I know this topic has been discussed at length before on these forums so I apologize in advance.

I purchased a Mk2 TT a few week's ago from a private seller, and they told me a rear bulb was out and needed replacing, which I wasn't worried about so completed the purchase.

Went to change the bulb last week and noticed all were fine. Did some research and stumbled upon this very helpful forum, and concluded that I had the common error of the connector corroding away.

I'm not confident enough to try the grounding method detailed on here, so, as someone had mentioned in another forum post, i tried to clean up the connector using contact cleaning and anti-corrosive spray, and scraping away a load of the corrosion.

Having done this, my whole rear light unit no-longer works! (where previously it was just the indicator i believe).

Does anyone have any idea why this might have happened? or any suggestions on how to fix?

Any help would be appreciated.


----------



## tttony (Dec 21, 2014)

If none of the bulbs in the unit light up it means that the earth connection is totally open circuit. When you tried to clean it, did you notice any burning/melting of the plastic around the earth pin?

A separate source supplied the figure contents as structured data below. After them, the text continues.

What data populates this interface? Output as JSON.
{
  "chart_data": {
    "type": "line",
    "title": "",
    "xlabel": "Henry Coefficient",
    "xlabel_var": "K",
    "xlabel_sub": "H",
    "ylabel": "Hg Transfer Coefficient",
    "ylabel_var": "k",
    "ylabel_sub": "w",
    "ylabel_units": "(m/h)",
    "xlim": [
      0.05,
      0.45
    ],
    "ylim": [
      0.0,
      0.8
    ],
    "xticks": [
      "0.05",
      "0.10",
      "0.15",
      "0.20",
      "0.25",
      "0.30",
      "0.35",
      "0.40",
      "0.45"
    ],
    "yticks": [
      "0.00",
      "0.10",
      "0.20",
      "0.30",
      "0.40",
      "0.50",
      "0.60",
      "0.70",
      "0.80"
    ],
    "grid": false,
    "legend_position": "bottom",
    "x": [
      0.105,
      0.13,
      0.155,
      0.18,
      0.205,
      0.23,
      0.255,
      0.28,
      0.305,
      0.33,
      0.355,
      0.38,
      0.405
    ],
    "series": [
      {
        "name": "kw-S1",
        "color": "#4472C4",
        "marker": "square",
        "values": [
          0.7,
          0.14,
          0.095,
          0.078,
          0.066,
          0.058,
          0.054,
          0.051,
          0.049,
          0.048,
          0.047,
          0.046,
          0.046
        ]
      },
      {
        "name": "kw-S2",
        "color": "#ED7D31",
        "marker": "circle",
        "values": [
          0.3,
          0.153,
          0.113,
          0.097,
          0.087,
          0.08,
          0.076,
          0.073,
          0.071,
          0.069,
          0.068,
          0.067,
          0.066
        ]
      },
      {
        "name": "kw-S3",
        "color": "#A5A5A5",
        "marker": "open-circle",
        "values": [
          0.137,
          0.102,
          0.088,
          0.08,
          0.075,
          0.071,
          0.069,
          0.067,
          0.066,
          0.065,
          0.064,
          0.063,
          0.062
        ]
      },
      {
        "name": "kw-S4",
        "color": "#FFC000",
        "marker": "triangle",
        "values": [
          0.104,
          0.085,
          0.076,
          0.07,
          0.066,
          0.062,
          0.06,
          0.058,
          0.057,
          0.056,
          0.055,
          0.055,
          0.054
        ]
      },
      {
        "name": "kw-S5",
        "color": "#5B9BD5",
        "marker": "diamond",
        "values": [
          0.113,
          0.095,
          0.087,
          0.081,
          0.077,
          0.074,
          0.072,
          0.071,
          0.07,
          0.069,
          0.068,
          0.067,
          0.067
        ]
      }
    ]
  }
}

When faced with the problem some people just replace the whole bulb holder unit (which is available separately from the lens) and the plug on the end of the loom That will work for a while but the problem is likely to return as the basic problem is that the earth pin is too small.

The earth mod is not difficult and is a permanent solution. Could you find someone to do it for you or help you to do it?


----------



## brittan (May 18, 2007)

A couple of obvious things first: check the fuses, driver's side on the end of the dashboard.

Also note that if you have switched on the ignition, turned on the lights etc with the rear light unit disconnected, the system will detect a "failed bulb(s)" and shut down the supply to that bulb. The supply is reinstated at the next ignition ON but the cycle repeats if the bulb is still failed. Hope that makes sense.


----------



## tttony (Dec 21, 2014)

Very unlikely to be a blown fuse unless the sockets on the end of the loom were scraped with a metal object whilst the lights were switched on and the earth and an adjacent socket were shorted together. It would be very difficult to do that.


----------



## westhamlew (Jun 29, 2017)

Just had another look at it, turns out the contacts in the connector on the end of the wiring loom had bent away enough that there was no connection with the 'male' part on the back of the bulb holder unit. Bent them back to the middle and seems to be working consistently now...(fingers crossed)

Reverse light on the same side still not working however...hopefully just a bulb...

Thanks for the assistance!


----------